I didn’t want her to leave. I’d rather sit there having my heart torn out repeatedly with her than be without her, or worse, with fucking Riff and his commentary on my shitty life choices.
But she headed for the door, so I followed her out, again doing my best to block her from the fucking assholes in the room looking at her.
She glanced at me over her shoulder. “I don’t need you to walk me out.”

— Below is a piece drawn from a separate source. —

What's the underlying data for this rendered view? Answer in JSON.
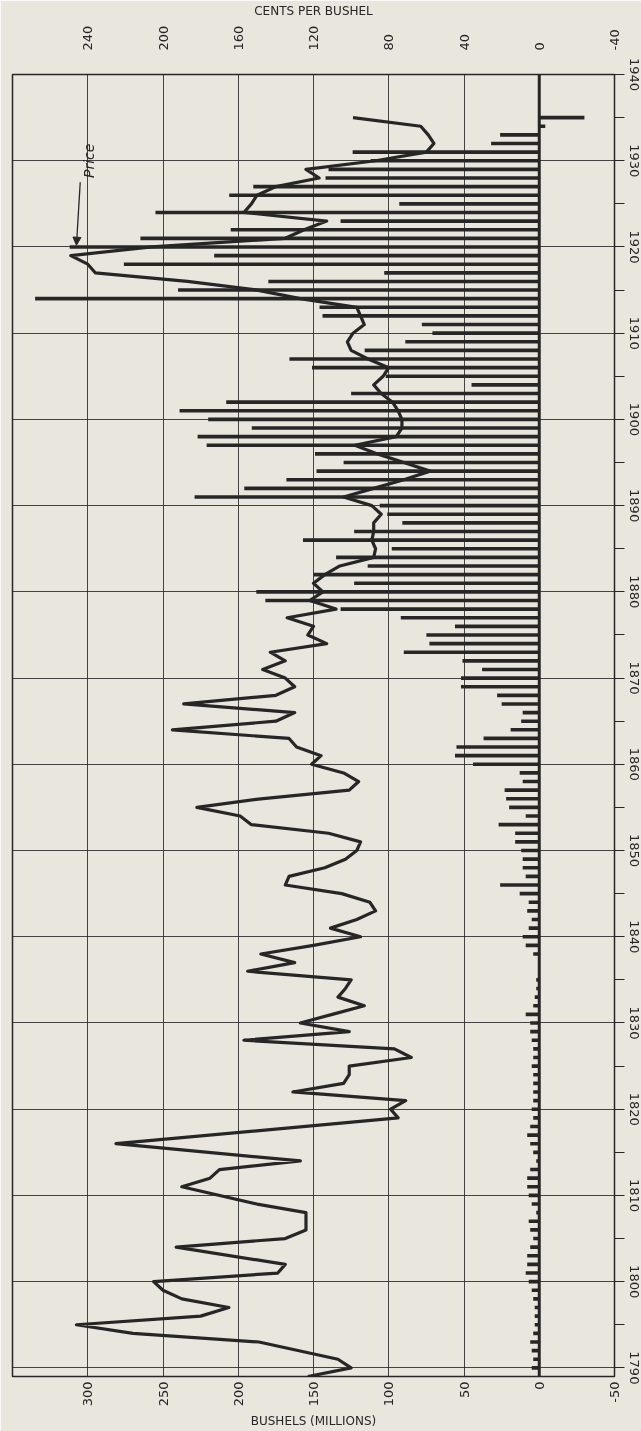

I ignored her and held the door open. She headed across the street to her car, getting her keys ready like she was going to jump in and speed off, like she wanted to get away from me as fast as she could.
She unlocked the door and was about to pull it open, and I couldn’t control it; I grabbed her hand, stopping her.
“Dane,” she said in that soft, sweet voice I’d been dreaming of, that I’d still heard every day even though we’d not been talking. Her eyes were aimed at my throat, chin dipped, and I couldn’t stand it one more fucking second.
“Look at me, Eves.”
She shook her head.
I cupped her jaw. “Why won’t you look at me, baby girl?”
She shook her head again.
“Look at me, Everly.”
“I don’t want to,” she whispered.
I bent at the knees and, taking her chin, tilted her head up. “Fucking look at me,” I said without heat, just fucking desperation.
She started to tremble.
“Tell me why?” I pleaded.
Suddenly her head shot up, intense mahogany eyes colliding with mine, and my fucking knees nearly buckled.
“Because if I look into your eyes, my Dane’s eyes, I’ll cave. I’ll forgive you.”
“And that’s a bad thing?” I said, throat working, dry as fuck.
“Yes, because we wouldn’t be us. It’d be a lie. I’d still have that hurt deep inside, and I still wouldn’t trust you.”